## Stats

Look, I'm not a statistician. I didn't even take any stats classes until my master's program. Everything I've learned has been as needed, and generally, I've always had a data team to work with to bounce ideas off of. So, I'm not going to teach you stats. However, I am going to tell you that you *should* learn some basic stats as a PM. It will help you understand what is happening and be able to storytell with numbers better.

My master's program borrowed heavily from this book, OpenStats, which is free. Choose the OpenIntro Stats books if you *don't* want to write code, and choose Intro to Modern Stats if you *do* want to write code.

I'll leave here a few key things to think about when working with stats as a PM.

### Sampling

If you take a *truly random* sample of a large group and the sample is large enough, it will be representative of the whole. A key here is that it has to be truly random. If you start biasing this sample at all by selecting all men or selecting only people who will respond to emails, etc., then the sample is no longer representative of the whole as you've biased the sample.

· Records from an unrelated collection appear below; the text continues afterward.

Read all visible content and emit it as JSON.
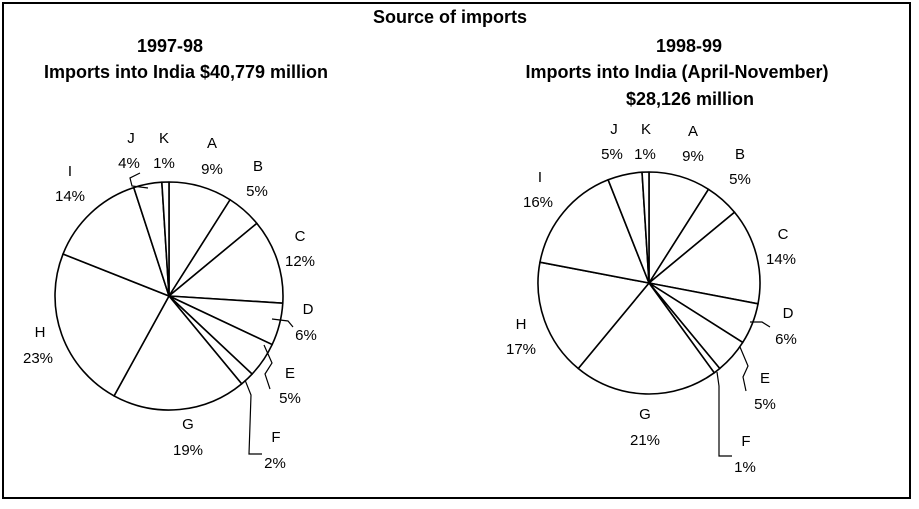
{
  "figure": {
    "title": "Source of imports"
  },
  "chart_data": [
    {
      "type": "pie",
      "title": "1997-98",
      "subtitle": "Imports into India $40,779 million",
      "subtitle2": "",
      "slices": [
        {
          "label": "A",
          "value": 9,
          "text": "9%"
        },
        {
          "label": "B",
          "value": 5,
          "text": "5%"
        },
        {
          "label": "C",
          "value": 12,
          "text": "12%"
        },
        {
          "label": "D",
          "value": 6,
          "text": "6%"
        },
        {
          "label": "E",
          "value": 5,
          "text": "5%"
        },
        {
          "label": "F",
          "value": 2,
          "text": "2%"
        },
        {
          "label": "G",
          "value": 19,
          "text": "19%"
        },
        {
          "label": "H",
          "value": 23,
          "text": "23%"
        },
        {
          "label": "I",
          "value": 14,
          "text": "14%"
        },
        {
          "label": "J",
          "value": 4,
          "text": "4%"
        },
        {
          "label": "K",
          "value": 1,
          "text": "1%"
        }
      ]
    },
    {
      "type": "pie",
      "title": "1998-99",
      "subtitle": "Imports into India (April-November)",
      "subtitle2": "$28,126 million",
      "slices": [
        {
          "label": "A",
          "value": 9,
          "text": "9%"
        },
        {
          "label": "B",
          "value": 5,
          "text": "5%"
        },
        {
          "label": "C",
          "value": 14,
          "text": "14%"
        },
        {
          "label": "D",
          "value": 6,
          "text": "6%"
        },
        {
          "label": "E",
          "value": 5,
          "text": "5%"
        },
        {
          "label": "F",
          "value": 1,
          "text": "1%"
        },
        {
          "label": "G",
          "value": 21,
          "text": "21%"
        },
        {
          "label": "H",
          "value": 17,
          "text": "17%"
        },
        {
          "label": "I",
          "value": 16,
          "text": "16%"
        },
        {
          "label": "J",
          "value": 5,
          "text": "5%"
        },
        {
          "label": "K",
          "value": 1,
          "text": "1%"
        }
      ]
    }
  ]
}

Why do we talk about this? A big part of being a good PM is talking to your users. Part of that will be running studies on your users. If you can get a random sampling of your users and run some experiments, you can get information about what helps your product and what doesn't.

### The p-value

This isn't the most advanced stats concept we will chat about, but it is important. A p-value can be thought of: "How confident are we in this statement." A more accurate way to state what the p-value is is, "How likely is there that these results would happen if the things we are measuring are totally uncorrelated to each other." But you can think, "lower p-values mean these two things are more closely correlated."

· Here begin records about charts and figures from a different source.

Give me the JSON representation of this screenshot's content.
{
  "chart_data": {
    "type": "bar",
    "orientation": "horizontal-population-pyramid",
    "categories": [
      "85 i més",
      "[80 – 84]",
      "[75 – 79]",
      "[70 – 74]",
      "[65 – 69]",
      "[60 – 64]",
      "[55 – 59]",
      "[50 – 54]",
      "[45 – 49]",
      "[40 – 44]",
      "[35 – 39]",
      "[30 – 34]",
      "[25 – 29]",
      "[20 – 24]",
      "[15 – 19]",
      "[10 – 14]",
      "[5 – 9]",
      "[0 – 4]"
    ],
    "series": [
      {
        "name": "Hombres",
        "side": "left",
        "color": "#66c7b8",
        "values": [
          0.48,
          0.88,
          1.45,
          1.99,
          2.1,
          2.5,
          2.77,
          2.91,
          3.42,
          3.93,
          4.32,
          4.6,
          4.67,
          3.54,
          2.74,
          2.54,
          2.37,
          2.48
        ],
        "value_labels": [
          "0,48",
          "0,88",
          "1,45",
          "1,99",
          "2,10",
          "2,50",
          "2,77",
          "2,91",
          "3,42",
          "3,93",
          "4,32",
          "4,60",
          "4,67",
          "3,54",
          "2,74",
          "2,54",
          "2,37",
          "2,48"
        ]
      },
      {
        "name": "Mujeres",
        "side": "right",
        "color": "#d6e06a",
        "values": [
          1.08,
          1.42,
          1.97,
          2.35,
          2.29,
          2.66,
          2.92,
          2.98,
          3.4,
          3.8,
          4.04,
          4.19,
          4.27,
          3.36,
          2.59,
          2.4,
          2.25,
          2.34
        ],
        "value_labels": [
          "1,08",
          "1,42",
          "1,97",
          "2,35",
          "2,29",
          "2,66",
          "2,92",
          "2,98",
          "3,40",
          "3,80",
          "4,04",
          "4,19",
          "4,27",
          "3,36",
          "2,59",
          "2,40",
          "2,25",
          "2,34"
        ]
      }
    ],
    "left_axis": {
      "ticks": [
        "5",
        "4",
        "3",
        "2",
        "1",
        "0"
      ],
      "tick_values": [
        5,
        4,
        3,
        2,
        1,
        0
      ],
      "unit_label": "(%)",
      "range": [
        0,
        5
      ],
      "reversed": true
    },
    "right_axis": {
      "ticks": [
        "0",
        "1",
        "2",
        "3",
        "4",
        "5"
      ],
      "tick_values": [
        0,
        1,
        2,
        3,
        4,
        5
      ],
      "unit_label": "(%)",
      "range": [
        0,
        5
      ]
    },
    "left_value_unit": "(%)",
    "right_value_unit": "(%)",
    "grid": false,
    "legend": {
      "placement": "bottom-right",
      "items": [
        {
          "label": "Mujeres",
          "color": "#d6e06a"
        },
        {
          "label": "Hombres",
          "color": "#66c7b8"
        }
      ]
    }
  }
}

I'm not going to get too much more into it other than when you are presented with findings from a study either from your data team or from an outside researcher; it's good to ask what the p-values were. A lot of people arbitrarily have chosen a p-value of .05 (or 5%) as the threshold to call something statistically significant. That would mean there's a 5% chance that the study you just conducted was total happenstance and the two things are actually uncorrelated and a 95% that the two things indeed are correlated.

An example of that is if we did a study changing the button of our checkout process from black to red, and we saw an uptick in revenue of 15%. Then, we did a study on that to see if that was a causative relationship. If we found a p-value of .04 in the resulting study, we would say yes, the red did change the revenue. If it was .12, we would say it was inconclusive.

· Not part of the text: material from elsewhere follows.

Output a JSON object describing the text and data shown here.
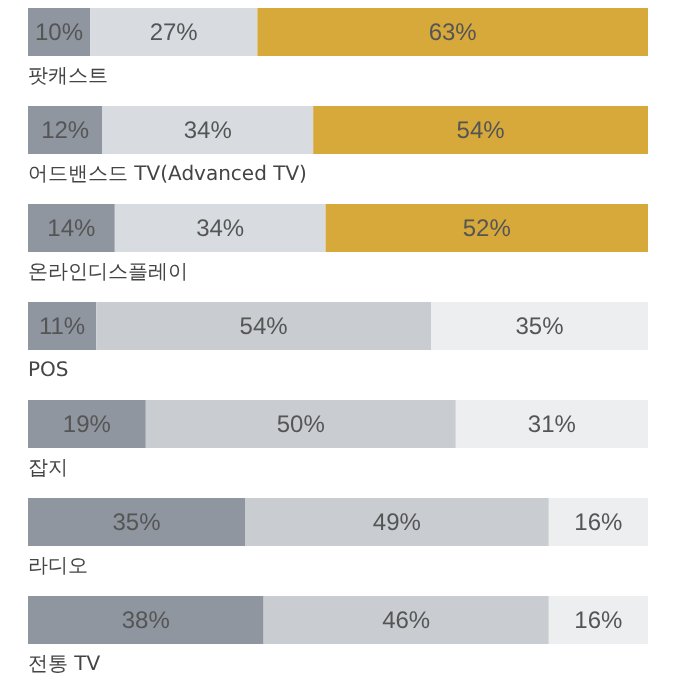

## A little bit of graphing

Okay, so we have some stats in us now. Let's talk about graphs and showing metrics.

⛔️ First rule is never use pie charts. ⛔️

Now we have that out of the way, let's talk about *why* you want to use graphs. When we use metrics in papers and meetings, we need to have a reason to look at them. Numbers by themselves are not useful to show off; we use them to tell stories, describe changes, and identify needs.

^{Via The Extreme Presentation™ Method}

The above helper (or any other on the Internet) can help you choose an appropriate chart for the story you're trying to tell. Sometimes, you're trying to emphasize climbing costs in which a line graph could help, or one segment of all costs is growing faster than other segments in which a stacked bar chart could tell that story really well.

My point here is that point some thought into "what is a person glancing at this chart going to pick up on first." Use color, labels, and appropriate graph types to drive home points. A well-made graph can make a whole presentation.

Also, never use pie charts. Humans are not good at judging areas at a glance or working with changes in angles. They don't tell stories well at all, and there is *always* a better graph to choose.